According to data from the Harvard Global Health Institute, Milwaukee's hospitals would run out of beds if 20 percent of the city's population becomes infected with the coronavirus between 6 to 12 months.
Dr. Ryan Westergaard of the State Bureau of Communicable Diseases said what exacerbates any future issues with bed capacity is that we most likely have more positive cases than what's currently reported.
"This could develop much larger, very quickly," Dr. Westergaard said.
Mayor Tom Barrett said this is a real concern.
"Bed capacity is very much on the front burner and will be getting even more of our attention," Barrett said.
Barrett said the city has had conversations with places like hotels and convents to house patients.

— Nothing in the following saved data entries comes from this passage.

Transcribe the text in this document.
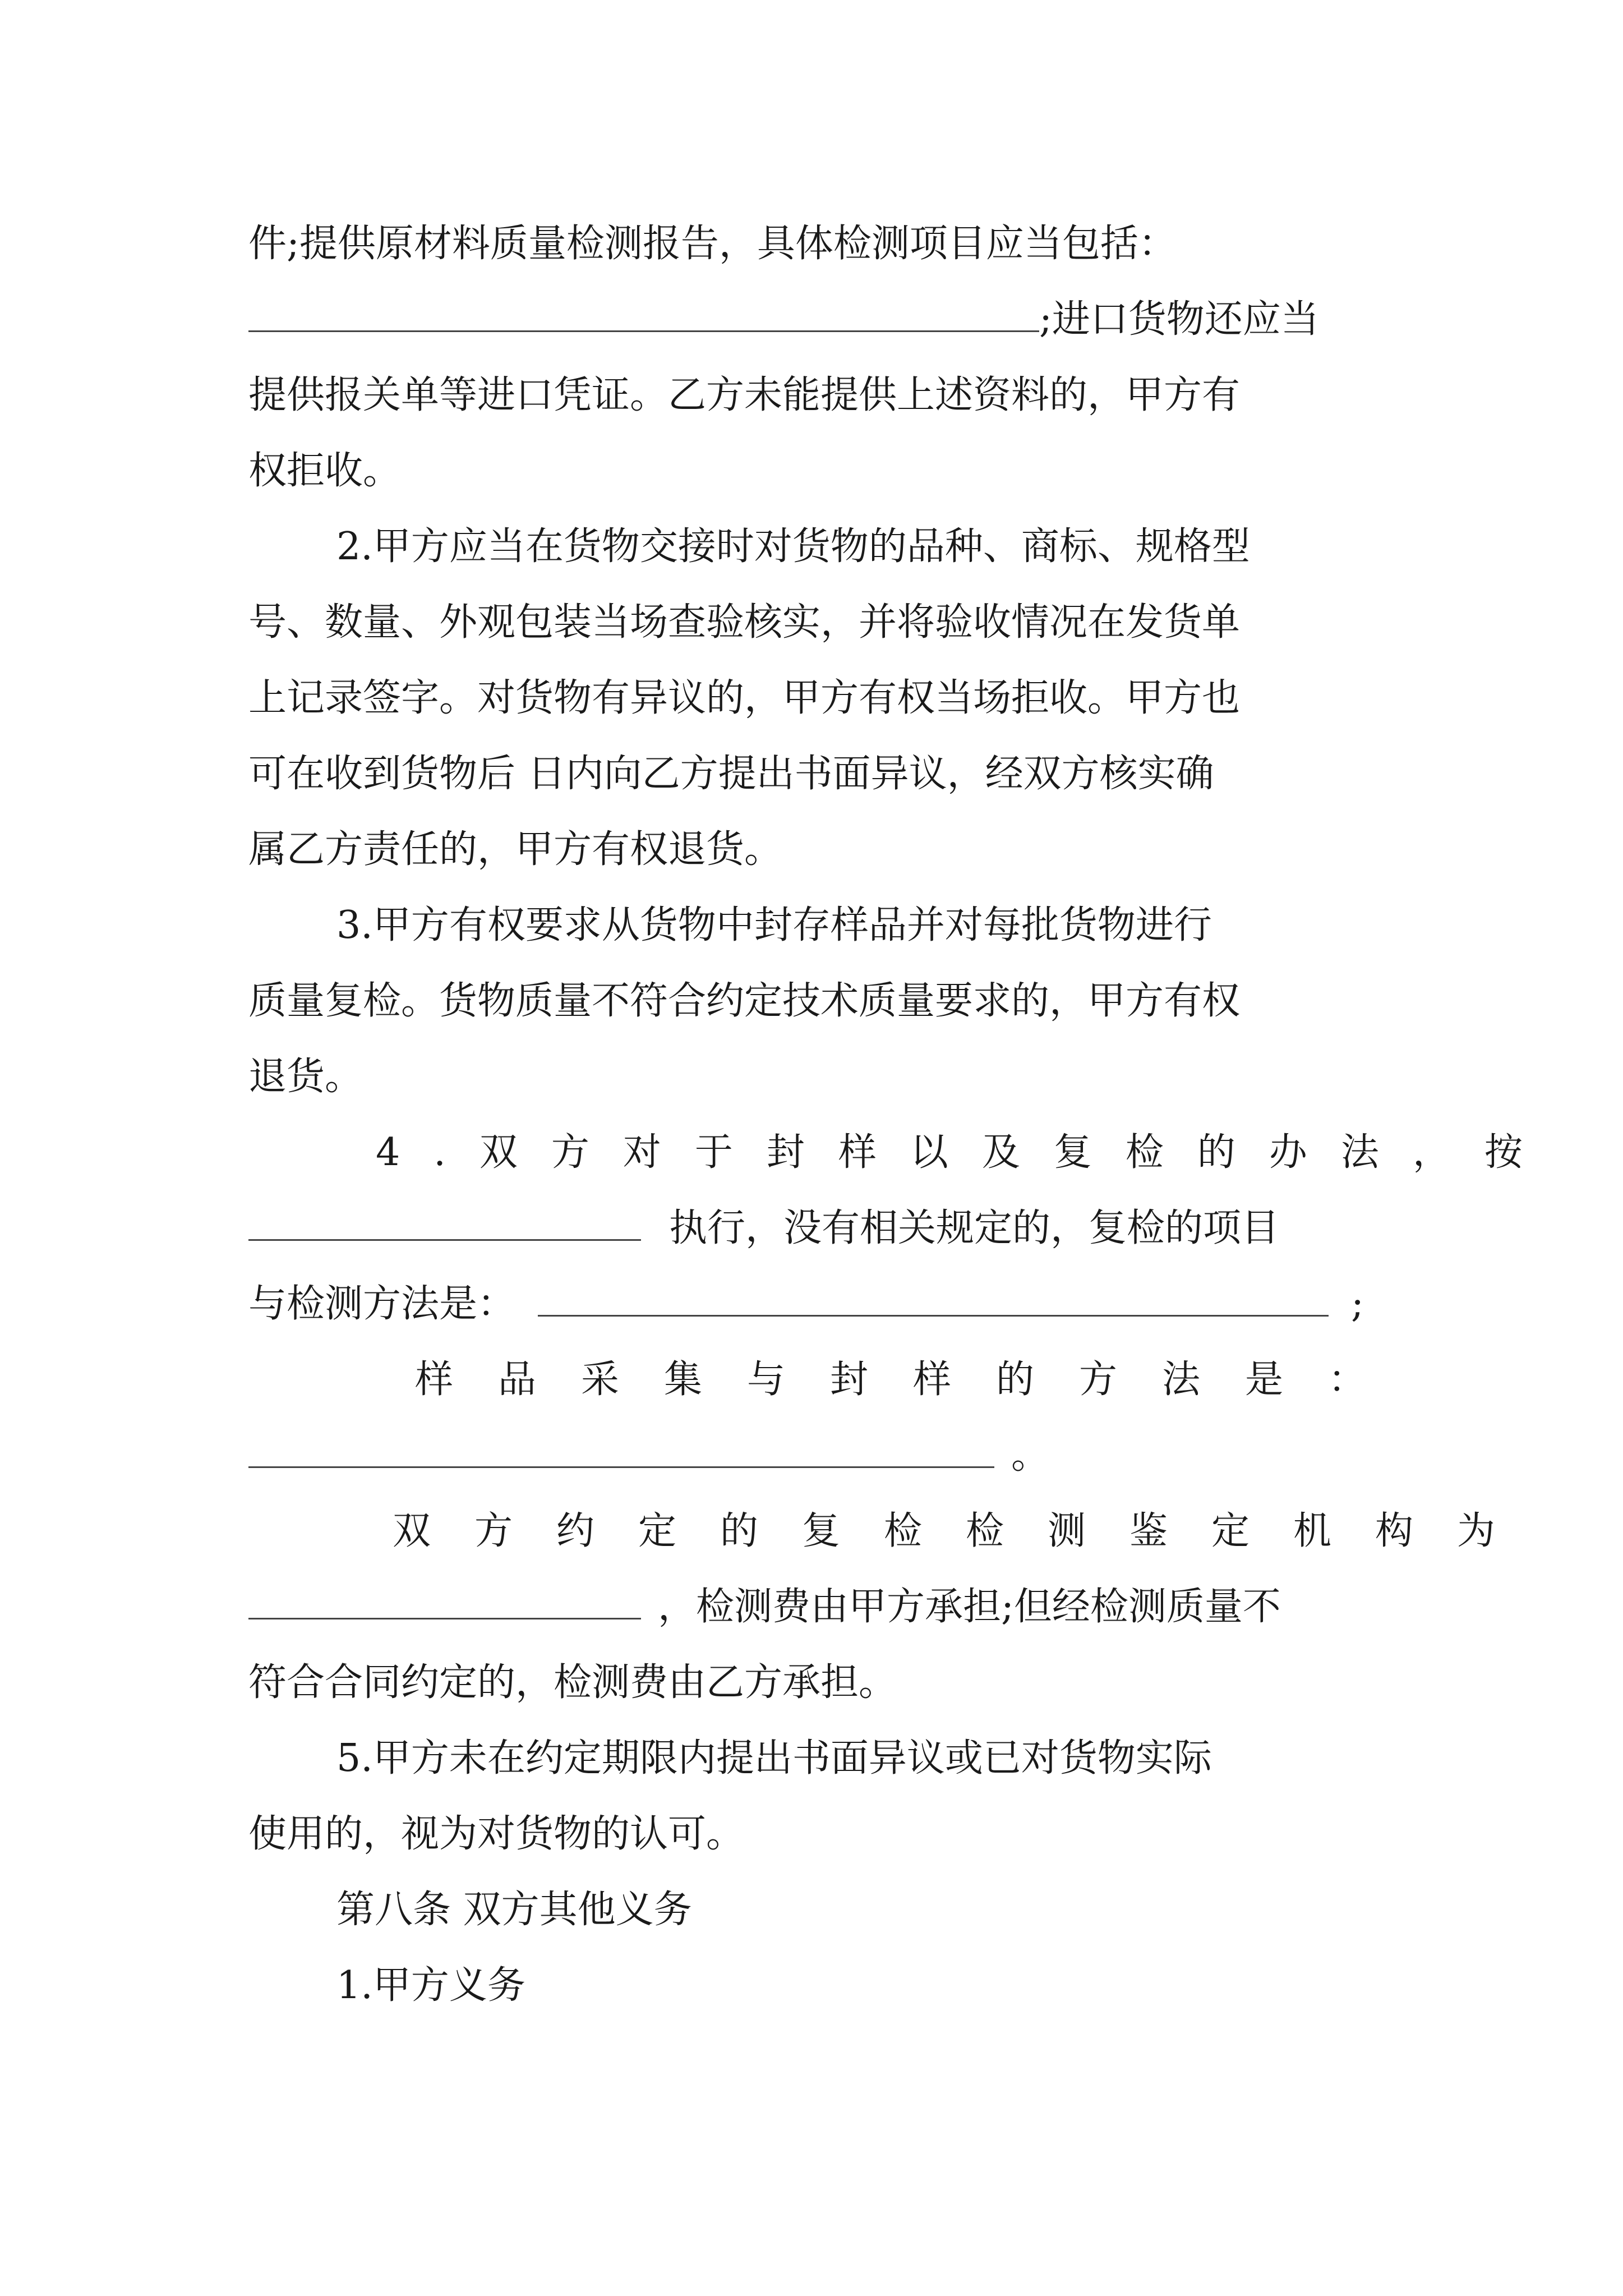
件;提供原材料质量检测报告，具体检测项目应当包括：
;进口货物还应当
提供报关单等进口凭证。乙方未能提供上述资料的，甲方有
权拒收。
2.甲方应当在货物交接时对货物的品种、商标、规格型
号、数量、外观包装当场查验核实，并将验收情况在发货单
上记录签字。对货物有异议的，甲方有权当场拒收。甲方也
可在收到货物后 日内向乙方提出书面异议，经双方核实确
属乙方责任的，甲方有权退货。
3.甲方有权要求从货物中封存样品并对每批货物进行
质量复检。货物质量不符合约定技术质量要求的，甲方有权
退货。
4.双方对于封样以及复检的办法，按
执行，没有相关规定的，复检的项目
与检测方法是：	;
样品采集与封样的方法是：
。
双方约定的复检检测鉴定机构为
，检测费由甲方承担;但经检测质量不
符合合同约定的，检测费由乙方承担。
5.甲方未在约定期限内提出书面异议或已对货物实际
使用的，视为对货物的认可。
第八条 双方其他义务
1.甲方义务
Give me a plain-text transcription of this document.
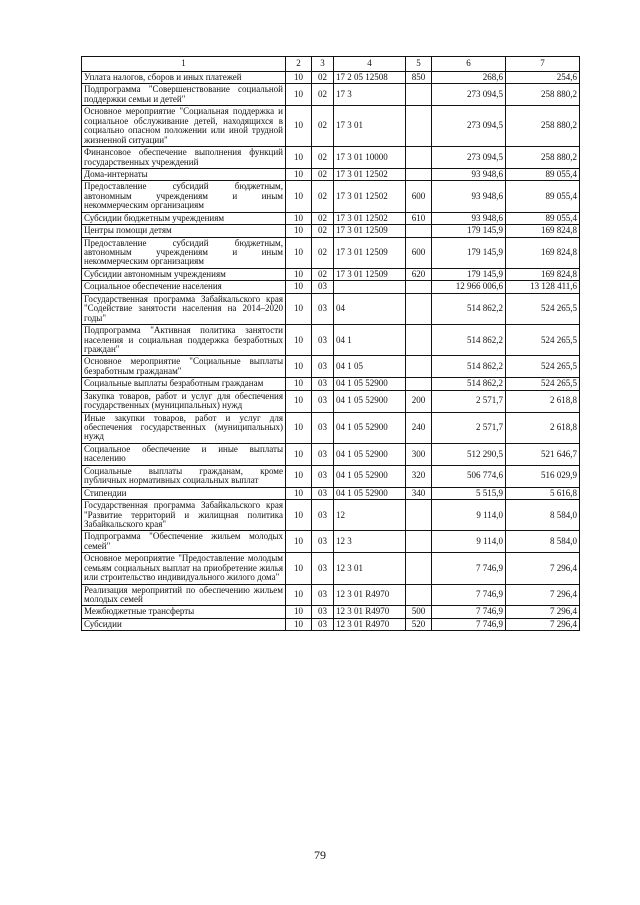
1	2	3	4	5	6	7
Уплата налогов, сборов и иных платежей	10	02	17 2 05 12508	850	268,6	254,6
Подпрограмма "Совершенствование социальной поддержки семьи и детей"	10	02	17 3		273 094,5	258 880,2
Основное мероприятие "Социальная поддержка и социальное обслуживание детей, находящихся в социально опасном положении или иной трудной жизненной ситуации"	10	02	17 3 01		273 094,5	258 880,2
Финансовое обеспечение выполнения функций государственных учреждений	10	02	17 3 01 10000		273 094,5	258 880,2
Дома-интернаты	10	02	17 3 01 12502		93 948,6	89 055,4
Предоставление субсидий бюджетным, автономным учреждениям и иным некоммерческим организациям	10	02	17 3 01 12502	600	93 948,6	89 055,4
Субсидии бюджетным учреждениям	10	02	17 3 01 12502	610	93 948,6	89 055,4
Центры помощи детям	10	02	17 3 01 12509		179 145,9	169 824,8
Предоставление субсидий бюджетным, автономным учреждениям и иным некоммерческим организациям	10	02	17 3 01 12509	600	179 145,9	169 824,8
Субсидии автономным учреждениям	10	02	17 3 01 12509	620	179 145,9	169 824,8
Социальное обеспечение населения	10	03			12 966 006,6	13 128 411,6
Государственная программа Забайкальского края "Содействие занятости населения на 2014–2020 годы"	10	03	04		514 862,2	524 265,5
Подпрограмма "Активная политика занятости населения и социальная поддержка безработных граждан"	10	03	04 1		514 862,2	524 265,5
Основное мероприятие "Социальные выплаты безработным гражданам"	10	03	04 1 05		514 862,2	524 265,5
Социальные выплаты безработным гражданам	10	03	04 1 05 52900		514 862,2	524 265,5
Закупка товаров, работ и услуг для обеспечения государственных (муниципальных) нужд	10	03	04 1 05 52900	200	2 571,7	2 618,8
Иные закупки товаров, работ и услуг для обеспечения государственных (муниципальных) нужд	10	03	04 1 05 52900	240	2 571,7	2 618,8
Социальное обеспечение и иные выплаты населению	10	03	04 1 05 52900	300	512 290,5	521 646,7
Социальные выплаты гражданам, кроме публичных нормативных социальных выплат	10	03	04 1 05 52900	320	506 774,6	516 029,9
Стипендии	10	03	04 1 05 52900	340	5 515,9	5 616,8
Государственная программа Забайкальского края "Развитие территорий и жилищная политика Забайкальского края"	10	03	12		9 114,0	8 584,0
Подпрограмма "Обеспечение жильем молодых семей"	10	03	12 3		9 114,0	8 584,0
Основное мероприятие "Предоставление молодым семьям социальных выплат на приобретение жилья или строительство индивидуального жилого дома"	10	03	12 3 01		7 746,9	7 296,4
Реализация мероприятий по обеспечению жильем молодых семей	10	03	12 3 01 R4970		7 746,9	7 296,4
Межбюджетные трансферты	10	03	12 3 01 R4970	500	7 746,9	7 296,4
Субсидии	10	03	12 3 01 R4970	520	7 746,9	7 296,4
79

The Greater Milwaukee Hotel and Lodging Association provided TMJ4 News with a statement on the matter. It reads in part, "Some properties are looking into the possibility of accepting non-traditional business through state or federal governments in the interim, and may, on a case-by-case basis, consider accepting hospital overflow…"
The spokesperson for the trade association said they don't know of any commitments right now.
The hope is that we don't reach that point.
"We need to be doing everything we can right now to prevent that from happening," Palm said.
Palm said the state has task forces at the emergency operations center focused on issues, including surge planning and isolation facilities.